Support Vector Machines (SVM)
Overview:
SVM was used to assign potential functions for miRNAs on the basis of their expression patterns as described elsewhere (Brown et al. 2000). Briefly, SVM was used to generate independent probabilities for each miRNA belonging to one of 992 Gene Ontology (Ashburner et al. 2000) biological categories based on the expression patterns of the genes that are known to be in those categories. Missing values in the miRNA data (8%) were filled in with tissue medians, and data from each tissue was normalized to the variance of mRNAs in the same tissue. SVM was run using GIST v. 3.0 (Noble et al. 2004) with parameter settings “-radial -zeromeanrow -diagfactor 0.5”. Precision values were determined by three-fold cross-validation (Brown et al. 2000).
SVM
is a machine learning method that considers each GO functional category
separately, and which has previously been established to work well for predicting
gene functions in yeast on the basis of microarray expression data. The
SVM outputs can be processed to obtain an estimate of the probability that the
prediction for each gene in each category is correct (i.e.

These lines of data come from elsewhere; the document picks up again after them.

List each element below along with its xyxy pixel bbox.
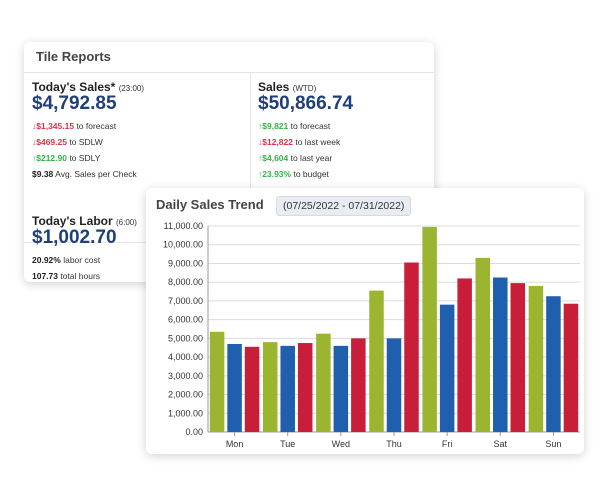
metric-row: ↑$4,604 to last year: [258, 153, 353, 163]
bar-mon-series-3: [244, 346, 260, 432]
x-category-label: Thu: [386, 439, 402, 449]
todays-sales-value: $4,792.85: [32, 93, 117, 114]
bar-sun-series-1: [528, 285, 544, 432]
sales-wtd-value: $50,866.74: [258, 93, 354, 114]
metric-amount: 107.73: [32, 271, 58, 281]
tile-reports-header: Tile Reports: [24, 42, 434, 73]
todays-sales-time: (23:00): [118, 84, 145, 93]
todays-labor-metrics: 20.92% labor cost 107.73 total hours: [32, 255, 137, 281]
metric-amount: ↓$469.25: [32, 137, 67, 147]
todays-labor-label: Today's Labor: [32, 214, 113, 228]
metric-text: to last week: [292, 137, 341, 147]
todays-labor-title: Today's Labor (6:00): [32, 214, 137, 228]
tile-divider-vertical: [250, 73, 251, 233]
metric-row: ↓$469.25 to SDLW: [32, 137, 144, 147]
bar-tue-series-2: [280, 345, 295, 432]
bar-thu-series-1: [369, 290, 384, 432]
metric-amount: ↑$4,604: [258, 153, 289, 163]
y-tick-label: 7,000.00: [168, 296, 203, 306]
metric-text: to SDLY: [66, 153, 101, 163]
y-tick-label: 6,000.00: [168, 315, 203, 325]
sales-wtd-metrics: ↑$9,821 to forecast ↓$12,822 to last week…: [258, 121, 353, 179]
metric-text: to last year: [288, 153, 333, 163]
y-tick-label: 0.00: [185, 427, 203, 437]
metric-amount: ↑$9,821: [258, 121, 289, 131]
chart-title: Daily Sales Trend: [156, 197, 264, 212]
bar-wed-series-3: [351, 338, 366, 432]
daily-sales-chart: 0.00 1,000.00 2,000.00 3,000.00 4,000.00 5,00…: [163, 222, 580, 449]
x-category-label: Mon: [226, 439, 244, 449]
metric-row: ↑$212.90 to SDLY: [32, 153, 144, 163]
bar-wed-series-2: [333, 345, 349, 432]
bar-sun-series-2: [546, 296, 561, 432]
metric-row: 20.92% labor cost: [32, 255, 137, 265]
metric-row: $9.38 Avg. Sales per Check: [32, 169, 144, 179]
chart-header: Daily Sales Trend (07/25/2022 - 07/31/20…: [146, 188, 584, 222]
bar-fri-series-3: [457, 278, 472, 432]
metric-amount: ↓$1,345.15: [32, 121, 75, 131]
x-category-label: Sat: [494, 439, 508, 449]
metric-text: total hours: [58, 271, 101, 281]
sales-wtd-period: (WTD): [292, 84, 317, 93]
y-tick-label: 4,000.00: [168, 352, 203, 362]
metric-text: to SDLW: [66, 137, 103, 147]
metric-row: 107.73 total hours: [32, 271, 137, 281]
metric-row: ↓$12,822 to last week: [258, 137, 353, 147]
todays-labor-tile[interactable]: Today's Labor (6:00) $1,002.70 20.92% la…: [32, 214, 137, 281]
metric-amount: $9.38: [32, 169, 54, 179]
sales-wtd-label: Sales: [258, 80, 290, 94]
bar-sun-series-3: [563, 303, 579, 432]
metric-text: to budget: [291, 169, 329, 179]
bar-tue-series-3: [297, 343, 313, 432]
bar-mon-series-1: [209, 331, 225, 432]
todays-sales-tile[interactable]: Today's Sales* (23:00) $4,792.85 ↓$1,345…: [32, 80, 144, 179]
y-tick-label: 1,000.00: [168, 408, 203, 418]
metric-amount: 20.92%: [32, 255, 61, 265]
todays-labor-value: $1,002.70: [32, 227, 117, 248]
y-tick-label: 5,000.00: [168, 333, 203, 343]
metric-text: Avg. Sales per Check: [53, 169, 137, 179]
bar-thu-series-3: [404, 262, 419, 432]
y-tick-label: 2,000.00: [168, 390, 203, 400]
bar-sat-series-3: [510, 283, 526, 432]
x-category-label: Tue: [280, 439, 295, 449]
bar-thu-series-2: [386, 338, 402, 432]
sales-wtd-tile[interactable]: Sales (WTD) $50,866.74 ↑$9,821 to foreca…: [258, 80, 353, 179]
metric-row: ↑$9,821 to forecast: [258, 121, 353, 131]
metric-amount: ↓$12,822: [258, 137, 293, 147]
bar-fri-series-1: [422, 226, 437, 432]
bar-sat-series-1: [475, 257, 491, 432]
y-tick-label: 3,000.00: [168, 371, 203, 381]
todays-labor-time: (6:00): [116, 218, 137, 227]
metric-row: ↓$1,345.15 to forecast: [32, 121, 144, 131]
x-category-label: Fri: [442, 439, 453, 449]
y-tick-label: 11,000.00: [164, 222, 203, 231]
bar-fri-series-2: [439, 304, 455, 432]
todays-sales-title: Today's Sales* (23:00): [32, 80, 144, 94]
date-range-selector[interactable]: (07/25/2022 - 07/31/2022): [276, 196, 412, 216]
y-tick-label: 9,000.00: [168, 258, 203, 268]
bar-wed-series-1: [316, 333, 331, 432]
metric-text: to forecast: [74, 121, 117, 131]
metric-row: ↑23.93% to budget: [258, 169, 353, 179]
todays-sales-metrics: ↓$1,345.15 to forecast ↓$469.25 to SDLW ↑$…: [32, 121, 144, 179]
metric-amount: ↑23.93%: [258, 169, 292, 179]
bar-tue-series-1: [262, 342, 278, 432]
y-tick-label: 10,000.00: [163, 240, 203, 250]
daily-sales-trend-card: Daily Sales Trend (07/25/2022 - 07/31/20…: [146, 188, 584, 454]
bar-sat-series-2: [493, 277, 508, 432]
metric-amount: ↑$212.90: [32, 153, 67, 163]
x-category-label: Wed: [332, 439, 350, 449]
y-tick-label: 8,000.00: [168, 277, 203, 287]
todays-sales-label: Today's Sales*: [32, 80, 116, 94]
sales-wtd-title: Sales (WTD): [258, 80, 353, 94]
x-category-label: Sun: [545, 439, 561, 449]
metric-text: to forecast: [288, 121, 331, 131]
metric-text: labor cost: [60, 255, 101, 265]
bar-mon-series-2: [227, 343, 242, 432]
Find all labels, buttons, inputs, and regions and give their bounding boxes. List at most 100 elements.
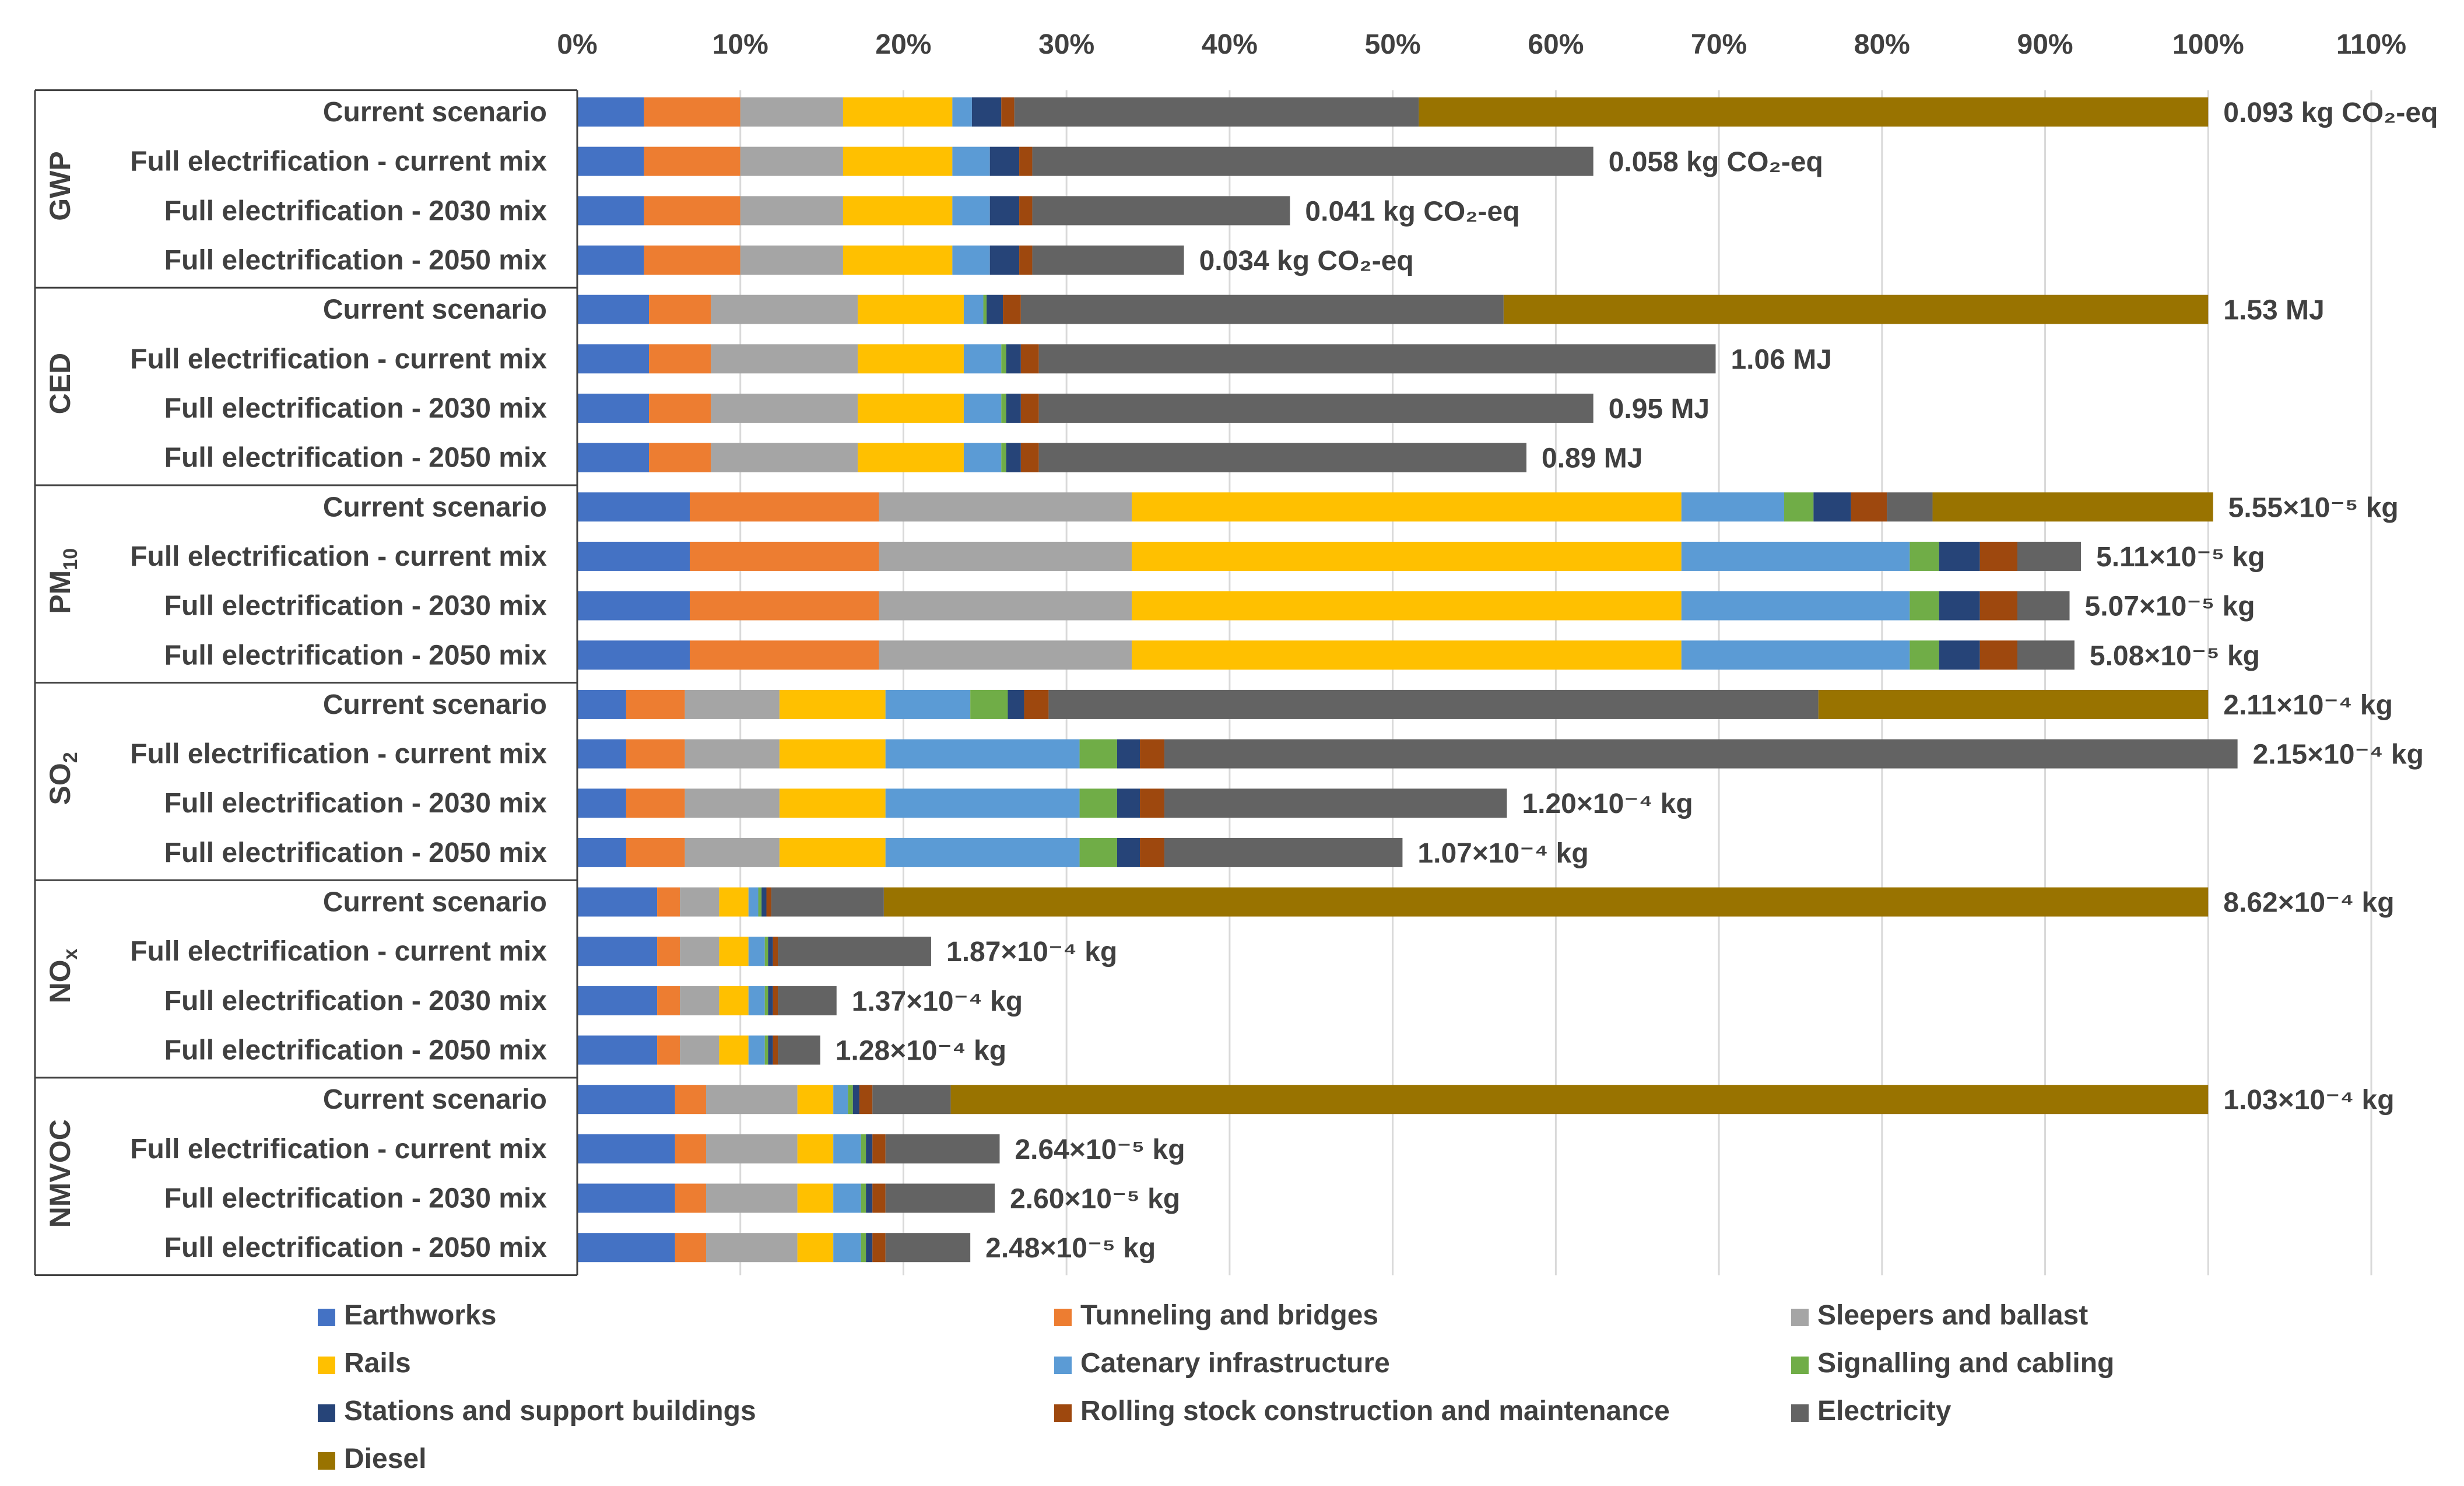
x-tick-label: 100%: [2172, 29, 2244, 60]
bar-total-label: 1.53 MJ: [2223, 295, 2324, 326]
bar-segment-rails: [797, 1134, 834, 1163]
bar-segment-electricity: [1038, 344, 1716, 374]
bar-segment-tunneling-and-bridges: [675, 1183, 706, 1213]
category-label: Current scenario: [323, 492, 547, 523]
bar-segment-sleepers-and-ballast: [680, 887, 719, 917]
bar-total-label: 5.55×10⁻⁵ kg: [2228, 492, 2399, 523]
bar-segment-sleepers-and-ballast: [705, 1134, 798, 1163]
bar-segment-rolling-stock-construction-and-maintenance: [1019, 146, 1033, 176]
bar-segment-earthworks: [577, 591, 690, 621]
bar-segment-earthworks: [577, 739, 626, 769]
bar-segment-rolling-stock-construction-and-maintenance: [1024, 689, 1049, 719]
category-axis-frame: [34, 89, 578, 1277]
bar-segment-electricity: [771, 887, 884, 917]
x-tick-label: 50%: [1365, 29, 1421, 60]
bar-segment-stations-and-support-buildings: [866, 1233, 873, 1263]
bar-segment-signalling-and-cabling: [1001, 393, 1006, 423]
x-tick-label: 70%: [1691, 29, 1747, 60]
bar-total-label: 0.041 kg CO₂-eq: [1305, 196, 1519, 227]
bar-segment-sleepers-and-ballast: [879, 541, 1132, 571]
category-label: Current scenario: [323, 295, 547, 325]
bar-segment-catenary-infrastructure: [963, 443, 1002, 472]
bar-segment-tunneling-and-bridges: [690, 492, 879, 522]
bar-segment-sleepers-and-ballast: [680, 1035, 719, 1065]
bar-segment-rolling-stock-construction-and-maintenance: [1140, 788, 1165, 818]
bar-segment-sleepers-and-ballast: [711, 295, 858, 324]
bar-segment-catenary-infrastructure: [833, 1134, 861, 1163]
bar-segment-tunneling-and-bridges: [690, 541, 879, 571]
x-tick-label: 20%: [875, 29, 931, 60]
legend-label: Diesel: [344, 1443, 426, 1474]
bar-segment-rails: [719, 1035, 749, 1065]
legend-label: Rails: [344, 1348, 411, 1379]
bar-total-label: 1.20×10⁻⁴ kg: [1522, 788, 1693, 819]
bar-segment-rolling-stock-construction-and-maintenance: [1140, 837, 1165, 867]
x-tick-label: 80%: [1854, 29, 1910, 60]
category-label: Full electrification - current mix: [130, 146, 547, 177]
x-axis-ticks: 0% 10% 20% 30% 40% 50% 60% 70% 80% 90% 100% 110%: [557, 29, 2406, 60]
legend-item-rolling-stock-construction-and-maintenance: Rolling stock construction and maintenan…: [1054, 1396, 1670, 1427]
bar-segment-electricity: [1164, 739, 2238, 769]
total-labels: 0.093 kg CO₂-eq 0.058 kg CO₂-eq 0.041 kg C…: [836, 97, 2438, 1264]
bar-segment-signalling-and-cabling: [848, 1085, 853, 1114]
bar-segment-earthworks: [577, 837, 626, 867]
category-label: Full electrification - 2030 mix: [164, 195, 547, 226]
bar-segment-stations-and-support-buildings: [761, 887, 767, 917]
bar-segment-sleepers-and-ballast: [711, 443, 858, 472]
bar-total-label: 8.62×10⁻⁴ kg: [2223, 888, 2394, 919]
category-label: Full electrification - 2050 mix: [164, 245, 547, 276]
bar-segment-tunneling-and-bridges: [644, 245, 740, 275]
bar-segment-rolling-stock-construction-and-maintenance: [1979, 541, 2017, 571]
bar-segment-rails: [1132, 591, 1682, 621]
bar-segment-earthworks: [577, 986, 658, 1015]
bar-segment-electricity: [1020, 295, 1504, 324]
bar-segment-rolling-stock-construction-and-maintenance: [1003, 295, 1021, 324]
bar-segment-stations-and-support-buildings: [971, 97, 1002, 127]
bar-total-label: 0.034 kg CO₂-eq: [1199, 246, 1414, 276]
bar-segment-rolling-stock-construction-and-maintenance: [1001, 97, 1015, 127]
bar-segment-sleepers-and-ballast: [705, 1085, 798, 1114]
bar-segment-signalling-and-cabling: [1001, 344, 1006, 374]
bar-segment-tunneling-and-bridges: [657, 887, 680, 917]
bar-segment-earthworks: [577, 393, 650, 423]
bar-segment-stations-and-support-buildings: [852, 1085, 859, 1114]
legend-label: Signalling and cabling: [1817, 1348, 2114, 1379]
bar-segment-electricity: [872, 1085, 951, 1114]
category-label: Full electrification - 2050 mix: [164, 837, 547, 868]
bar-segment-rails: [719, 937, 749, 966]
bar-segment-electricity: [1887, 492, 1933, 522]
bar-segment-rails: [779, 739, 886, 769]
bar-segment-sleepers-and-ballast: [705, 1233, 798, 1263]
bar-segment-rolling-stock-construction-and-maintenance: [773, 1035, 778, 1065]
bar-segment-rails: [843, 97, 953, 127]
bar-segment-rolling-stock-construction-and-maintenance: [1979, 640, 2017, 670]
bar-segment-stations-and-support-buildings: [1006, 344, 1021, 374]
group-label: NOx: [44, 949, 82, 1004]
bar-segment-catenary-infrastructure: [885, 689, 971, 719]
bar-segment-diesel: [883, 887, 2209, 917]
bar-segment-sleepers-and-ballast: [740, 146, 843, 176]
bar-segment-catenary-infrastructure: [748, 887, 759, 917]
bar-segment-electricity: [1032, 196, 1290, 226]
bar-segment-earthworks: [577, 344, 650, 374]
bar-segment-tunneling-and-bridges: [644, 146, 740, 176]
legend-swatch: [318, 1357, 335, 1374]
bar-segment-sleepers-and-ballast: [740, 245, 843, 275]
bar-segment-catenary-infrastructure: [963, 393, 1002, 423]
bar-segment-tunneling-and-bridges: [649, 443, 711, 472]
bar-segment-electricity: [2017, 640, 2075, 670]
bar-segment-catenary-infrastructure: [1681, 591, 1910, 621]
bar-segment-stations-and-support-buildings: [1117, 739, 1140, 769]
bar-segment-catenary-infrastructure: [952, 196, 990, 226]
bar-segment-catenary-infrastructure: [885, 739, 1080, 769]
bar-segment-stations-and-support-buildings: [1939, 591, 1980, 621]
bar-segment-sleepers-and-ballast: [879, 640, 1132, 670]
x-tick-label: 90%: [2017, 29, 2073, 60]
bar-segment-signalling-and-cabling: [970, 689, 1008, 719]
bar-segment-rails: [858, 443, 964, 472]
category-label: Current scenario: [323, 97, 547, 128]
category-label: Current scenario: [323, 1084, 547, 1115]
category-label: Full electrification - 2030 mix: [164, 986, 547, 1017]
bar-segment-catenary-infrastructure: [1681, 492, 1784, 522]
legend-swatch: [1054, 1357, 1072, 1374]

"precision"), on the basis of how well previously-annotated genes in
the given category can be distinguished from previously-annotated genes that
are not in the category.
Calculation of Precision:
For each GO category, we constructed a table that associated discriminants value output by the SVM classifier to a precision value. This table was constructed using the discriminant values assigned to each labelled XM genes from (Zhang et al, 2004) during cross-validation. Specifically, we divided the range of discriminant values into one thousand equally sized regions. Each bin was assigned a threshold equal to the lower limit of the region. The precision associated with each bin was the ratio of the number of labelled genes in the category whose discriminant value was above the bin threshold to the total number of labelled genes with values above threshold.